Week 12

Final week!

This week has been dedicated to code cleaning and documentation.

Working on this project has been a great learning and professional experience. Up to date, this internship is the most valuable professional experience I have ever had.

This work can be extended to other files like HPCC log files in order to confirm the effectiveness of the approaches used and also make the algorithms more robust, applicable to a variety of log files.

Also, this work could be extended by adding some modules which will provide clues about root causes of the detected anomalies.

Finally, this work can be leveraged by the implementation of a streaming anomaly detection system. Indeed, the algorithm designed in this project works in batch mode. A streaming version would analyze the log file in real-time and be able to detect anomalies timely as the logs are recorded.

Infinite times Thanks to HPCC Systems and especially to my dedicated supervisors 🙂

Week 11

This week has been dedicated to finalize the code.

For user anomaly detection, I ended up choosing one cluster to run K-Means algorithm. The following graph shows a plot of the distance of all the vectors to the centroid.

User anomaly detection distance plot

From this plot, “1” was selected as distance threshold after which users would be considered potentially abnormal. After applying the filter I got the following 20 potential abnormal users:

Potential abnormal users

Among the 20, we can see that there are 18 who have been active 28 days. That is, they have been active everyday. Note that the dataset is a record of a month of activity. Those users are clearly the most active ones and therefore may require some investigation. The two others have been active only on one day but seem to have submitted the highest number of queries in a day. Who knows why.

For workflow anomaly detection, I ended up going with 2 clusters. The following graphs show a plot of the distance to centroid for each cluster:

From this plot, I selected thresholds for each cluster and got the following 11 potential abnormal windows:

Comparing those potential abnormal windows to the centroids, we can conclude that they respectively represent windows with highest (on the left) and lowest (on the right) activity.

Week 10 – Day 5

With my features (count of the most interesting 3 events) extracted, I made a previsualization of the vectors to have an idea of the number of clusters I will be using for K-Means Clustering.

The previsualization suggests one cluster. Therefore, I went for one cluster and run K-Means. With the result, I computed the distance to the centroid as can be shown in the figure below:

I used the preceding graph to set 100,000,000 as my treshold to detect abnormal windows.

Week 10 – Day 3

Today, I got an issue with the dimensionality of my vectors. As explained in my previous post, my vectors will be made of counts of the number of times each unique request occur within the various one hour windows.
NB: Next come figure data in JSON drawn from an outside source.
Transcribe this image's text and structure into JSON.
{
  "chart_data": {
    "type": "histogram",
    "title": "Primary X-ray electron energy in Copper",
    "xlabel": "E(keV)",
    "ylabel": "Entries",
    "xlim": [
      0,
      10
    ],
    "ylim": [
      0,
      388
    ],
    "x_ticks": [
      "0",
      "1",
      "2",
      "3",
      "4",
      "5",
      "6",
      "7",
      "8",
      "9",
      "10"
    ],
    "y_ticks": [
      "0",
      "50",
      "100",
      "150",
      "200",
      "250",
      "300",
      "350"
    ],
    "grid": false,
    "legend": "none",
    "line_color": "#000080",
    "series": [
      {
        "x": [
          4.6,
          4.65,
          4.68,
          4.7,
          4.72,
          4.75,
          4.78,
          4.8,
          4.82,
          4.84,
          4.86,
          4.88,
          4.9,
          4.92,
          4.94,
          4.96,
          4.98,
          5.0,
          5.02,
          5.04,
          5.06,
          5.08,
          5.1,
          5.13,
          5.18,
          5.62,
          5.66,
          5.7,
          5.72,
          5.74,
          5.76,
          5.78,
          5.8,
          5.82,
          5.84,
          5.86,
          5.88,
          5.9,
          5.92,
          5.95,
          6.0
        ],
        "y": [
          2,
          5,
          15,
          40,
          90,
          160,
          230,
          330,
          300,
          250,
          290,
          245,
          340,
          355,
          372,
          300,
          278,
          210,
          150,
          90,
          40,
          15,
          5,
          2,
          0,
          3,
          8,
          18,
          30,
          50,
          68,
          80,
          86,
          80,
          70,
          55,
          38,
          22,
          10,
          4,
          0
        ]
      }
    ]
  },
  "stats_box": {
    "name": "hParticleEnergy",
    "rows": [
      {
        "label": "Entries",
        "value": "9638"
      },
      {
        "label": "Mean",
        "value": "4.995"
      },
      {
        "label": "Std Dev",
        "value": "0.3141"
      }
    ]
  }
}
That means that the dimension of my vectors will be equal to the number of unique requests. However, my dataset contains about 20 000 requests. That is a too large dimension.

To reduce the dimension I tried to get requests types instead. So for example, the following three unique requests:

  • HEAD /shuttle/technology/images/srb_16-small.gif HTTP/1.0
  • HEAD /shuttle/missions/sts-71/mission-sts-71.html HTTP/1.0HEAD /shuttle/technology/images/srb_16-small.gif HTTP/1.0
  • HEAD /shuttle/missions/sts-71/sts-71-patch-small.gif HTTP/1.0

can be set to be same request type “HEAD /shuttle/”. To get such request types, I used an implementation of Spell ( [ICDM’16] Spell: Streaming Parsing of System Event Logs, by Min Du, Feifei Li) , an online log parser. The implementation was done by the LogPai team and can be found at https://github.com/logpai/logparser. After running the log parser on my dataset, I ended up with 30 requests types, as shown in the figure below:

I will most probably ignore the requests types occuring less than 10 times.

Week 10 – Day 1

This week will be dedicated to the second anomaly.

As mentionned in an earlier post, I did change my second target anomaly. Instead of monitoring requests’ running time which is not possible with the new dataset, I will now be targeting workflow anomalies, I will be looking for patterns in requests’ submission like “having a request always being submitted between 9:00 AM – 10:00 AM” for example.

To achieve that, my features will be a count of the number of each requests made within windows of one hour.

Week 9 – Day 5

Finally, I decided to go with one cluster. This choice has been made from the graph shown below which shows my full users’ dataset. To plot the 3D graph, I selected 3 of the most representative features. The graph shows one cluster with some outliers which are our target.

Week 9 – Day 4

Today, I got some output.

I used K-Means to cluster my vectors.

To find anomalies, I use bar charts with “user ID” on the x-axis and “distance to the centroid” on the y-axis. So, for each user’s cluster, I plot a bar chart showing the distance of all the members of the cluster to the centre of the cluster. An abnormal user will be one which is very far from the centroid. The figures below show the bar charts when running the algorithm respectively with 2 and 4 centroids.

Distance to centroids using 2 clusters
Distance to centroids using 4 clusters

All those users lying very far from their centroid are potential abnormal users. Having this, I now need to decide on a final number of centroids. I intend to determine that number by making some analysis (visualization) on my initial vectors.